While it is true that there are aspects of caring for people with mental health problems that are best left to qualified professionals, there are are also things that health care providers will always struggle with. One such thing is being able to include people in a social grouping that reduces, rather than reinforces, stigma.
Many people with mental health problems report that when things happen that make it clear that they are, or have been, unwell (such as admissions to hospital) it can make it difficult to integrate with those who have not shared the same experiences because the stigma involved can lead to a lack of confidence that they will be welcomed and included. People with mental illnesses are often isolated and marginalised, yet being within a supportive and caring community has been shown to improve mental wellbeing and to lower susceptibility to mental health problems. The very thing that is often denied to people in such circumstances is the very thing that could play a crucial role in their ongoing recovery.

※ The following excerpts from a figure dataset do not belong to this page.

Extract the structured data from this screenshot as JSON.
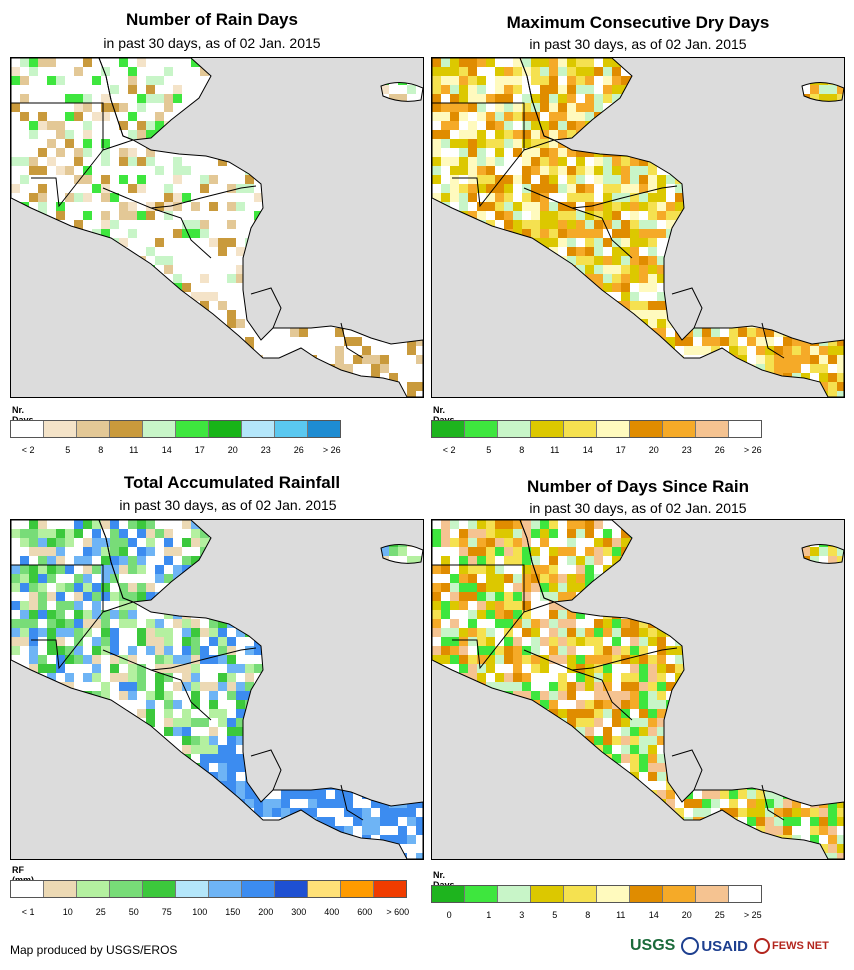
{
  "panels": [
    {
      "title": "Number of Rain Days",
      "subtitle": "in past 30 days, as of 02 Jan. 2015",
      "legend_title": "Nr. Days",
      "legend_colors": [
        "#ffffff",
        "#f4e3c8",
        "#e3c896",
        "#c99a3c",
        "#c8f5c8",
        "#3ee63e",
        "#18b418",
        "#b4e6fa",
        "#5ac8f0",
        "#1e8cd2"
      ],
      "legend_labels": [
        "< 2",
        "5",
        "8",
        "11",
        "14",
        "17",
        "20",
        "23",
        "26",
        "> 26"
      ],
      "palette": [
        "#f4e3c8",
        "#e3c896",
        "#c99a3c",
        "#c8f5c8",
        "#3ee63e"
      ]
    },
    {
      "title": "Maximum Consecutive Dry Days",
      "subtitle": "in past 30 days, as of 02 Jan. 2015",
      "legend_title": "Nr. Days",
      "legend_colors": [
        "#1eb41e",
        "#3ee63e",
        "#c8f5c8",
        "#dcc800",
        "#f5e150",
        "#fffabe",
        "#e08c00",
        "#f5aa28",
        "#f5c391",
        "#ffffff"
      ],
      "legend_labels": [
        "< 2",
        "5",
        "8",
        "11",
        "14",
        "17",
        "20",
        "23",
        "26",
        "> 26"
      ],
      "palette": [
        "#e08c00",
        "#f5aa28",
        "#f5e150",
        "#fffabe",
        "#dcc800",
        "#c8f5c8"
      ]
    },
    {
      "title": "Total Accumulated Rainfall",
      "subtitle": "in past 30 days, as of 02 Jan. 2015",
      "legend_title": "RF (mm)",
      "legend_colors": [
        "#ffffff",
        "#ecd9b4",
        "#b4f0a0",
        "#78dc78",
        "#3cc83c",
        "#b4e6fa",
        "#6eb4f5",
        "#3c8cf0",
        "#1e50d2",
        "#ffe178",
        "#ff9b00",
        "#f03c00"
      ],
      "legend_labels": [
        "< 1",
        "10",
        "25",
        "50",
        "75",
        "100",
        "150",
        "200",
        "300",
        "400",
        "600",
        "> 600"
      ],
      "palette": [
        "#b4f0a0",
        "#78dc78",
        "#ecd9b4",
        "#3cc83c",
        "#3c8cf0",
        "#6eb4f5"
      ]
    },
    {
      "title": "Number of Days Since Rain",
      "subtitle": "in past 30 days, as of 02 Jan. 2015",
      "legend_title": "Nr. Days",
      "legend_colors": [
        "#1eb41e",
        "#3ee63e",
        "#c8f5c8",
        "#dcc800",
        "#f5e150",
        "#fffabe",
        "#e08c00",
        "#f5aa28",
        "#f5c391",
        "#ffffff"
      ],
      "legend_labels": [
        "0",
        "1",
        "3",
        "5",
        "8",
        "11",
        "14",
        "20",
        "25",
        "> 25"
      ],
      "palette": [
        "#f5e150",
        "#dcc800",
        "#e08c00",
        "#f5aa28",
        "#3ee63e",
        "#c8f5c8",
        "#f5c391"
      ]
    }
  ],
  "footer": {
    "credit": "Map produced by USGS/EROS"
  },
  "logos": {
    "usgs": "USGS",
    "usaid": "USAID",
    "fews": "FEWS NET"
  }
}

We believe that church communities are ideally placed to be this nurturing environment. Although people with such issues can sometimes need lots of time and energy, they can also be equal community members, adding a unique perspective and helping to support others. Read this description of a Christian community. Does it describe your church?

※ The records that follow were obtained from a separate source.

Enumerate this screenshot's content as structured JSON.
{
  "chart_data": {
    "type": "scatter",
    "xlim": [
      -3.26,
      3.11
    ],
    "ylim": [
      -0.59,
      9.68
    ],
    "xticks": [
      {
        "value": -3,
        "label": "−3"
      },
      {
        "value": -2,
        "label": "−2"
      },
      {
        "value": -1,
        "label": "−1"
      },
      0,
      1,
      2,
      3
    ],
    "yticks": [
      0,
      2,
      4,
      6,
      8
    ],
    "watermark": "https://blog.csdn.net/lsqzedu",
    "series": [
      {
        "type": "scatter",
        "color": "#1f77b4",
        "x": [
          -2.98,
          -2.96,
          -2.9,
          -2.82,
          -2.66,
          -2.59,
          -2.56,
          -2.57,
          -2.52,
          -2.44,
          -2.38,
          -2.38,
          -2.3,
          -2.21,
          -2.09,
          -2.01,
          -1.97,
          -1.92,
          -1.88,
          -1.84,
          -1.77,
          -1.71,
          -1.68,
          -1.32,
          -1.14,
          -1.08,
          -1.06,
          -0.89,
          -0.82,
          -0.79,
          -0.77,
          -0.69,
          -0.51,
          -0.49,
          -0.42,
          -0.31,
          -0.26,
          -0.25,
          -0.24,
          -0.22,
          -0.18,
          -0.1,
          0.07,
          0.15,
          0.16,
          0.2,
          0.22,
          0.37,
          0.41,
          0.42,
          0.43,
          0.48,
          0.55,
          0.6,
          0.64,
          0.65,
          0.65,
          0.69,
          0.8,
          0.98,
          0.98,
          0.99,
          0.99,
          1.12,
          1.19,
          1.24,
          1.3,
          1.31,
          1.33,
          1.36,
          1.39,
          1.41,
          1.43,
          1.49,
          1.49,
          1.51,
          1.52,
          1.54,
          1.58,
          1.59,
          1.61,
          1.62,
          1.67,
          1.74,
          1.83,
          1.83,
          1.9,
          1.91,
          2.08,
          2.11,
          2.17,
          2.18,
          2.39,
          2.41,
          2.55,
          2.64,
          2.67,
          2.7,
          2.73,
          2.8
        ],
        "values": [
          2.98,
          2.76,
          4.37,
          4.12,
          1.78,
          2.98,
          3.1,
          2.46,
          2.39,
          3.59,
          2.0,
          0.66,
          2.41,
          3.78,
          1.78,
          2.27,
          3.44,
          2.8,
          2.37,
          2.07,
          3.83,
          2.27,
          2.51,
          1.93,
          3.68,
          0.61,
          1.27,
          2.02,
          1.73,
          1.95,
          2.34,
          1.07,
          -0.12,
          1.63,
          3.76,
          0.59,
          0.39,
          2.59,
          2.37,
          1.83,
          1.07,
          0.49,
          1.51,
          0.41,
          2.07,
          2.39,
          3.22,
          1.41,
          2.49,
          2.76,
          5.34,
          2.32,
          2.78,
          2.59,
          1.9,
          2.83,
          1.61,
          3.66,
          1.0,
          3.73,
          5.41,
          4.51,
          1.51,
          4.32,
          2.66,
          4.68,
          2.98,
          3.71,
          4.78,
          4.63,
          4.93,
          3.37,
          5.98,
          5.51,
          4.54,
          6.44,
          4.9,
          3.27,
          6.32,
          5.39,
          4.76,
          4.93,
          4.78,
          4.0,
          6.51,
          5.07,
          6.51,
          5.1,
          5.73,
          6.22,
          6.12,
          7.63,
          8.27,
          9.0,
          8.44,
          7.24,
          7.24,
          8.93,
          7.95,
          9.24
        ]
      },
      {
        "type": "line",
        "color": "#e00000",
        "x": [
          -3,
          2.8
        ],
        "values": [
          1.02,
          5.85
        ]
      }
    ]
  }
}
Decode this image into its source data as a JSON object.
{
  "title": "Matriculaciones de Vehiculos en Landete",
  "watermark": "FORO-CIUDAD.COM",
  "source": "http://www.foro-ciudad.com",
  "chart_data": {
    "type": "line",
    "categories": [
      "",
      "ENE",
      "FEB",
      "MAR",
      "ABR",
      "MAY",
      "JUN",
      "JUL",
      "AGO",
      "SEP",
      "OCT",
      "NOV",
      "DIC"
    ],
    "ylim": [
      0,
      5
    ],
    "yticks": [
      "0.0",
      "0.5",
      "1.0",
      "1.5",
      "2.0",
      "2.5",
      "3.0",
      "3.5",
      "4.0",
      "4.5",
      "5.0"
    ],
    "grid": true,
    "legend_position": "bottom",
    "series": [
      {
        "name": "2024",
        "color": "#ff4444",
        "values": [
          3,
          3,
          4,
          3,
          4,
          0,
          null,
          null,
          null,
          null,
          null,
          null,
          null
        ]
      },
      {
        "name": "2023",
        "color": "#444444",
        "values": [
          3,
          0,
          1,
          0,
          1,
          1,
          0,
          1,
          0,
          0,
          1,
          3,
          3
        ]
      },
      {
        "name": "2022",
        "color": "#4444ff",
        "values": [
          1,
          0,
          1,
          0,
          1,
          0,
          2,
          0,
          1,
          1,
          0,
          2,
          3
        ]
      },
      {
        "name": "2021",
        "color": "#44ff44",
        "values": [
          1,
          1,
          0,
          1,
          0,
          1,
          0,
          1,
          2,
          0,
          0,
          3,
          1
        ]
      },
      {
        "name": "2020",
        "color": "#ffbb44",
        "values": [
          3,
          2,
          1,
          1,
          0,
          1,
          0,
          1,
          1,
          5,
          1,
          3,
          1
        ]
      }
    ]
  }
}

Although it is important to think about boundaries, it is also important to recognise that we all have problems at one time or another, and we can use our experiences during these times to help one another, mutually building each other up. Also, it is worth bearing in mind that many people with long-term mental health problems are no more in need of help most of the time than those of us who have never had these problems in any significant way. They will often be a great resource for our communities as they offer their unique perspective on life.
It might be helpful to speak with your church leadership about how often mental health issues are mentioned by them as being a part of Christian living. How often are they mentioned in the sermon? Speaking about them can have a massive effect in reducing stigma and increasing the sense of welcome within the church community.